1005 Spell It Right #
0、题目 #
Given a non-negative integer $N$, your task is to compute the sum of all the digits of $N$, and output every digit of the sum in English.
Input Specification: #
Each input file contains one test case. Each case occupies one line which contains an $N$ ($≤10^{100}$).
Output Specification: #
For each test case, output in one line the digits of the sum in English words. There must be one space between two consecutive words, but no extra space at the end of a line.
Sample Input: #
12345
Sample Output: #
one five
1、大致题意 #
给定一个非负整数 $N$ ,计算整数 $N$ 的所有位数的和 $sum$ ,然后用英文输出 $sum$ 每一位对应的英文单词。
2、基本思路 #
- 计算整数 $N$(用 $string$ 型存储,方便遍历)的每一位数字的和 $sum$( $int$型)。+ 输出 $sum$ 每一位数字对应的英文单词,把 $sum$ 转换为 $string$ 型(方便遍历),一一对应输出对应的英文单词。一一对应可以用字符串数组实现,$0-9$ 的下标对应 $0-9$ 的英文单词。
3、解题过程 #
3.1 坑点 0 #
有了思路就飞快地写代码
#include<iostream>
#include<algorithm>
using namespace std;
string n;
string a[10]={"zero","one","two","three","four","five","six","seven","eight","nine"};
int b[1000];
int main(){
cin>>n;
int ans=0,c=0;
int size=n.size();
for(int i=0;i<size;i++){
ans+=n[i]-'0';
}
while(ans>0){
b[c++]=ans%10;
ans/=10;
}
if(c>=1){
cout<<a[b[c-1]];
}
for(int i=c-2;i>=0;i--){
cout<<" "<<a[b[i]];
}
}
17分,用例2错误。还是用白盒测试边界值法,想特殊值。
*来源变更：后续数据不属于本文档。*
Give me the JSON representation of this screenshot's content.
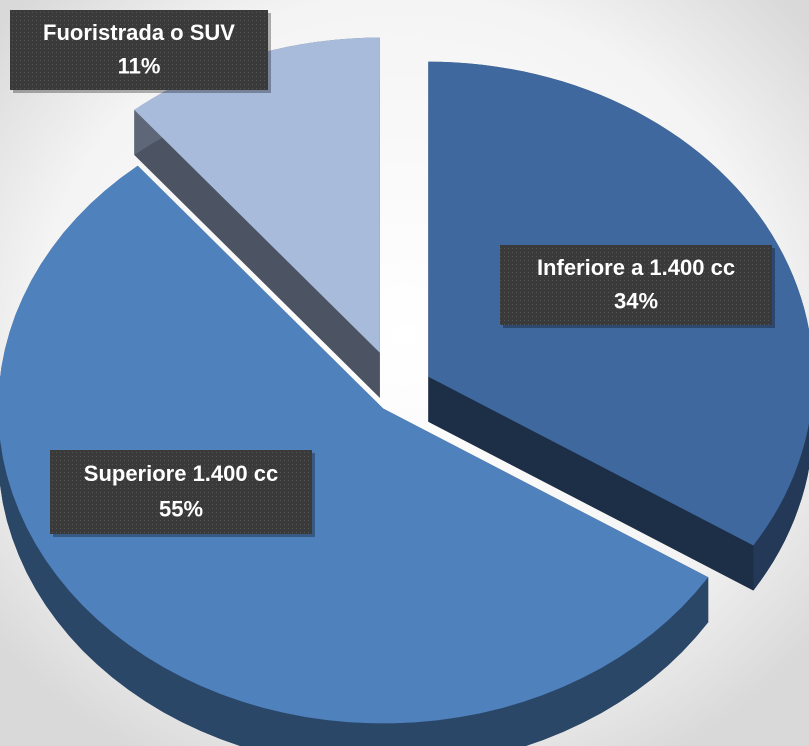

以下就是 用例2 的坑点
输入 0
输出 zero
3.2 AC代码 #
#include<iostream>
#include<algorithm>
using namespace std;
string n;
string a[10]= {"zero","one","two","three","four","five","six","seven","eight","nine"};
int b[1000];
int main() {
cin>>n;
int ans=0,c=0;
int size=n.size();
for(int i=0; i<size; i++) {
ans+=n[i]-'0';
}
if(ans==0) {
cout<<a[0];
} else {
while(ans>0) {
b[c++]=ans%10;
ans/=10;
}
if(c>=1) {
cout<<a[b[c-1]];
}
for(int i=c-2; i>=0; i--) {
cout<<" "<<a[b[i]];
}
}
}